Many cities have a hometown hero, but few are gold-medal winning Olympian like hockey star Buzz Schneider from Babbitt. The town honored the “Miracle on Ice” player by parading him down Central Boulevard on Sunday.

It has been over 30 years since Buzz Schneider helped defeat the Soviet Union in the “Miracle on Ice” and go on to win a gold medal, but residents in Babbitt still take pride in the victory as he paraded down the streets he grew up on.

“Special, it didn't really hit me until I came into town, and they got that sign about me in front of the town. That's when it started to hit me, and to be a grand marshal of the town you grew up in that's really special,” Buzz Schneider said.

He led a parade on Sunday that concluded Babbitt's summer festival, the Peter Mitchell Days. The celebration honors the only thing that means more than hockey in Northnern Minnesota.

“The memorial in the center of town is one of the original test sites for the Iron Range. It was one of the original rocks taken out. So the home of Taconite of course is the pride of it, absolutely,” Rick Jaeger said.

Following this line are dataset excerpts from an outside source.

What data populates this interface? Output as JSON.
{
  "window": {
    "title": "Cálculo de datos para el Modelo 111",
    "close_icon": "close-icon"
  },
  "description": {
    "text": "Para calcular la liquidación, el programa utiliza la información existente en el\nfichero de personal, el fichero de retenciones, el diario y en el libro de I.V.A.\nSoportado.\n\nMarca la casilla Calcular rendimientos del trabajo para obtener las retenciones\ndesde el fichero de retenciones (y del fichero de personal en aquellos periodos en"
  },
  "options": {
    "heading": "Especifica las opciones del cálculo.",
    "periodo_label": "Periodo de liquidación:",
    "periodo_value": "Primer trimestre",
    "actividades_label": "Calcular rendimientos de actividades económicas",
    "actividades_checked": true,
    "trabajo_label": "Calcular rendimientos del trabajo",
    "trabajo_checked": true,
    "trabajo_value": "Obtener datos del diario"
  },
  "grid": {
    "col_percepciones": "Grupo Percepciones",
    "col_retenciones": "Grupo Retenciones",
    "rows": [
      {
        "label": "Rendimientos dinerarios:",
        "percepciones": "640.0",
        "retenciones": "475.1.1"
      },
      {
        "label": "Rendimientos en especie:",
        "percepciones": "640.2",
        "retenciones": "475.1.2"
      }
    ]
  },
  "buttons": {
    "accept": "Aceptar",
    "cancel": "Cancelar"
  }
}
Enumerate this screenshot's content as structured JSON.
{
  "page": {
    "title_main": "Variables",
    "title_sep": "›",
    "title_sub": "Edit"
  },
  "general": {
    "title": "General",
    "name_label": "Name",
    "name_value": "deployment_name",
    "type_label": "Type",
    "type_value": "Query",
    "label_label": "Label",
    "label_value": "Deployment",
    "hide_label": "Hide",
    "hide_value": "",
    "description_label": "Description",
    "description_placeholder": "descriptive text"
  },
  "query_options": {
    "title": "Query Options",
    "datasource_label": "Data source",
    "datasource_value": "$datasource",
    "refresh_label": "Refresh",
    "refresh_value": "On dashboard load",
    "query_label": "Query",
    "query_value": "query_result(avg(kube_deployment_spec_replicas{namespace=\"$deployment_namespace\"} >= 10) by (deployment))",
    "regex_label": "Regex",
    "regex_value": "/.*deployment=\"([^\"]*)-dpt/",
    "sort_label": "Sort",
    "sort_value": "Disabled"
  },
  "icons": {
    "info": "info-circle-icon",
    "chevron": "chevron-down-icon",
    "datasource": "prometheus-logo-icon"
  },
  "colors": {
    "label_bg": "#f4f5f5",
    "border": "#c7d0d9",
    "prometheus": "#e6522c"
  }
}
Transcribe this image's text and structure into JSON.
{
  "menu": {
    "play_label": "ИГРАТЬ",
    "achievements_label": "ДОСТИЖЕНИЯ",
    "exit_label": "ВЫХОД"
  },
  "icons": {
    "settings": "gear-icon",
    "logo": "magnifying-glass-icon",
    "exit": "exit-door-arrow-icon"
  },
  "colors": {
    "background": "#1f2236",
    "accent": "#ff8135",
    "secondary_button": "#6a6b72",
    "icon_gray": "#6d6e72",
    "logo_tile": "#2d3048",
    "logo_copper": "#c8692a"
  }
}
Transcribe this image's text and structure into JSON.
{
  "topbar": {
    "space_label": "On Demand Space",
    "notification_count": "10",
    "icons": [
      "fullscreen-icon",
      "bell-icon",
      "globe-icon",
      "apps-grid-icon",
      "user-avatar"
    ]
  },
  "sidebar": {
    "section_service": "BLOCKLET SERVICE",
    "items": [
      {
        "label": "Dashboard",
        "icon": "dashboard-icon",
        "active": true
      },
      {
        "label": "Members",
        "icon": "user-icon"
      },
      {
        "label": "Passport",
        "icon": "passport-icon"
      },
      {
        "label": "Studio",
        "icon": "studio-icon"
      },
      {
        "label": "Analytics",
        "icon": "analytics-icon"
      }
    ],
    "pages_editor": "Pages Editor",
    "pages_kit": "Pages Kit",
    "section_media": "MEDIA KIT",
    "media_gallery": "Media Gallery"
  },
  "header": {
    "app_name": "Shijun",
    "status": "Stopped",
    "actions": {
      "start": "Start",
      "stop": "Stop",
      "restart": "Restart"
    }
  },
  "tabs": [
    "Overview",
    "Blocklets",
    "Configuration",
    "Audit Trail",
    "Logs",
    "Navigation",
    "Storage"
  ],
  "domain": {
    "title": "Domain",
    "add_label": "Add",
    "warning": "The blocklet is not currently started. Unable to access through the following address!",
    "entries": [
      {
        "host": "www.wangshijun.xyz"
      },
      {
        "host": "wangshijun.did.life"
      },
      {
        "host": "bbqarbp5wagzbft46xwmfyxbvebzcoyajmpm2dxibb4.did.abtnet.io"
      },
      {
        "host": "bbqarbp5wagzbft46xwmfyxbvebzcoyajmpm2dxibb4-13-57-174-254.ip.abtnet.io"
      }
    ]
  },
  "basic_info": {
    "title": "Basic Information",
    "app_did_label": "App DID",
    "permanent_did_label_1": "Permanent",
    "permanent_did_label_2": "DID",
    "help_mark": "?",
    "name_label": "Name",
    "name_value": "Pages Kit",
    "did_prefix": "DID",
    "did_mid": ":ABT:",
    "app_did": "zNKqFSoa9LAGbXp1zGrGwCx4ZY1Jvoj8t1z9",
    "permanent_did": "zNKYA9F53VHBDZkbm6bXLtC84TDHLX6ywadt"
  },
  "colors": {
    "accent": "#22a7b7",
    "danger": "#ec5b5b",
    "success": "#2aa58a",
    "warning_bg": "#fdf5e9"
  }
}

Jaeger is a resident who has seen mining jobs wane and the Babbitt population dip, but he said they stick with their hockey heritage.

“We're steeped in hockey tradition around here. The kids around here have to travel a long ways to play hockey. It's not in their backyard like the Twin Cities folks,” Jaeger said.

Schneider said he loves coming back home to see the people's passion and enjoy the scenic beauty of the Northland.

“I don't think you can beat Northern Minnesota. I did a lot of traveling, but to come back up in the summertime there is nothing like it up here. The people are pretty neat, hard-working people, honest and you respect them just like they respect you. This is really special for me,” Schneider said.

He said life has changed on the Iron Range, but Babbitt residents are proud of what they've been able to hold on to.

“Just pride of community coming from a small town at the end of the road down at the Iron Range,” Jaeger said.